Sans ces conventions, chaque équipe peut inventer ses propres noms. Une équipe utilise http.status_code, une autre status, une troisième code_http. Sur quelques services, ce n’est pas grave. À l’échelle d’une plateforme, cela devient ingérable.

Avec des conventions partagées, les dashboards, les alertes et les requêtes deviennent plus réutilisables. Les équipes passent moins de temps à traduire les données et plus de temps à comprendre les incidents.

C’est l’un des points les plus sous-estimés d’OpenTelemetry : sa valeur vient autant de la standardisation des noms que de la collecte des signaux.

OpenTelemetry sert surtout à mieux diagnostiquer les incidents

Le vrai bénéfice d’OpenTelemetry n’est pas d’ajouter une couche technique de plus. Son intérêt est de réduire le temps nécessaire pour comprendre un incident.

Lorsqu’un problème survient, une équipe doit répondre vite à quelques questions simples : quel service est touché, quelle requête échoue, quelle dépendance ralentit, quelle version a changé, et quel composant a déclenché l’erreur.

Sans observabilité cohérente, ces réponses demandent souvent de passer d’un outil à l’autre. Avec OpenTelemetry, les signaux sont mieux reliés, ce qui facilite le passage d’une alerte à une trace, d’une trace à un log, ou d’une métrique à un service précis.

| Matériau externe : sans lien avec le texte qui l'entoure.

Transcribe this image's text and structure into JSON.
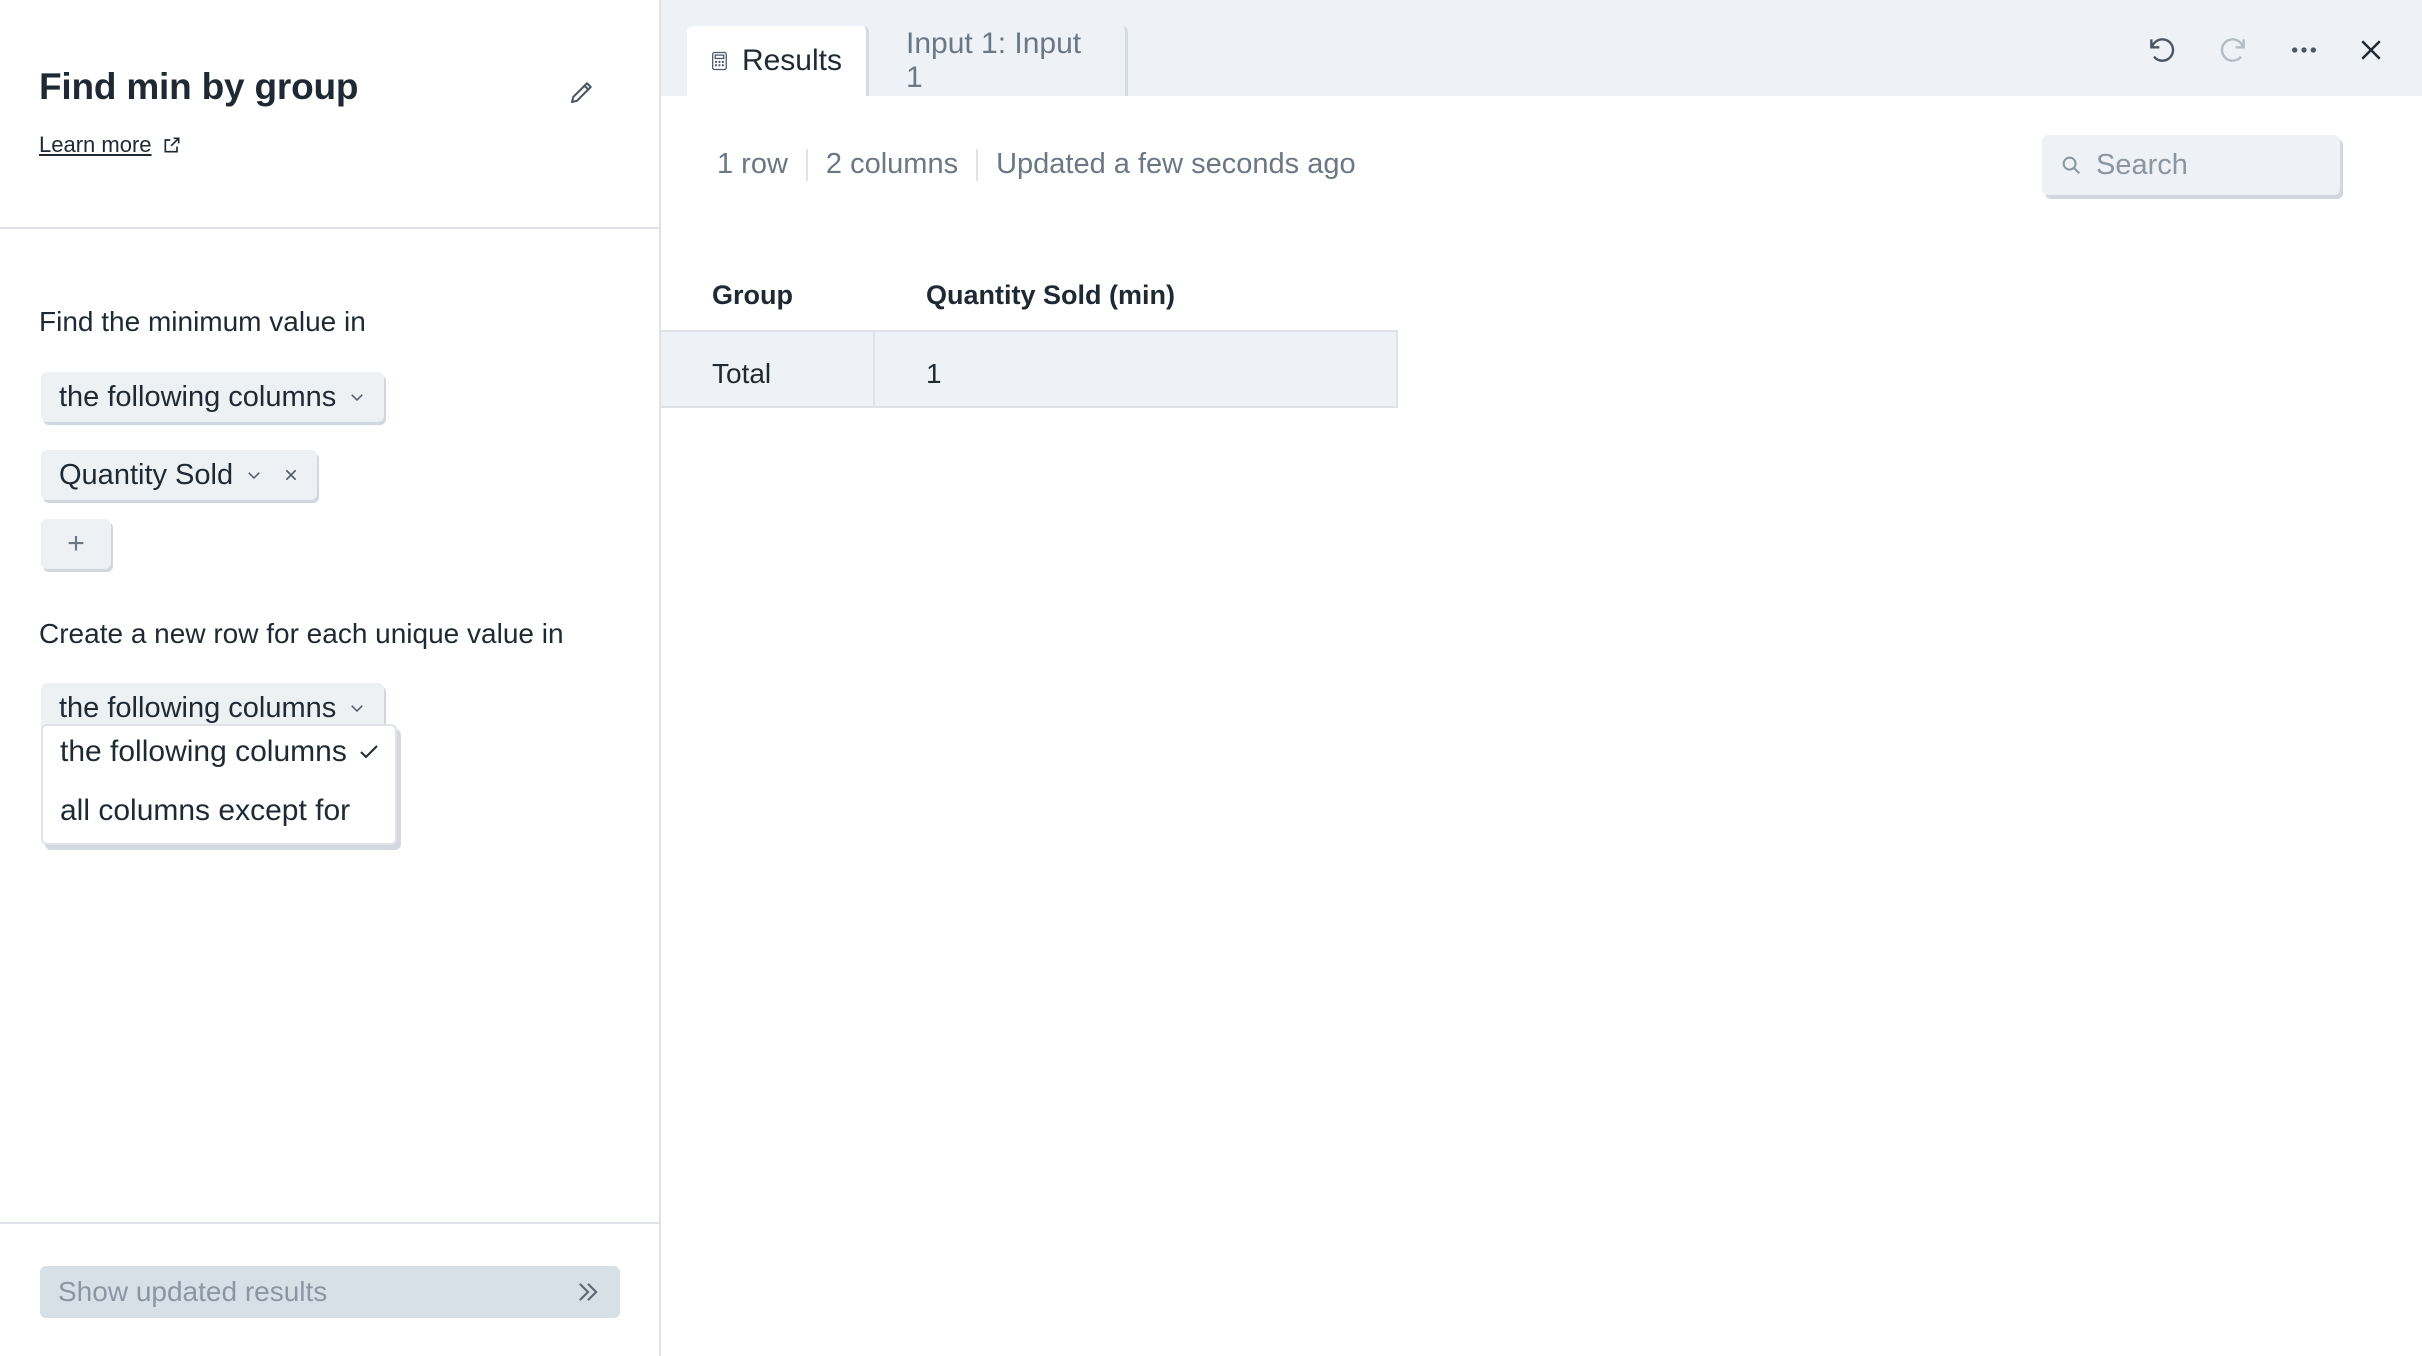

Pour les équipes SRE, DevOps et plateforme, c’est là que la valeur devient concrète : moins de temps perdu pendant les incidents, moins de débats sur l’origine du problème, et une meilleure capacité à corriger vite.

Comment adopter OpenTelemetry sans créer une usine à gaz

OpenTelemetry peut aussi devenir complexe si l’équipe veut tout instrumenter trop vite. Le risque est de générer trop de données, d’augmenter les coûts de stockage et de créer des dashboards que personne n’utilise.

La méthode la plus simple consiste à avancer par étapes :

  • choisir un parcours critique à observer,
  • instrumenter un ou deux services au départ,
  • déployer un Collector dans un environnement maîtrisé,
  • définir des conventions de nommage,
  • limiter les attributs inutiles ou sensibles,
  • relier traces, logs et métriques sur un cas concret,
  • mesurer le gain pendant les incidents,
  • élargir seulement ensuite.

Il faut également désigner une équipe responsable de la gouvernance. Sans propriétaire clair, les conventions divergent, les volumes explosent et OpenTelemetry perd une partie de son intérêt.

Conclusion

OpenTelemetry est devenu le standard de l’observabilité en 2026 parce qu’il répond à des problèmes que les équipes vivent déjà en production : fragmentation des outils, multiplication des agents, manque de corrélation entre logs, métriques et traces, et dépendance trop forte aux fournisseurs.

Sa valeur ne vient pas d’un effet de mode. Elle vient d’une idée simple : standardiser la télémétrie pour rendre les systèmes distribués plus lisibles. Le Collector, OTPL, les SDKs et les conventions sémantiques donnent aux équipes une base commune pour mieux comprendre leurs applications.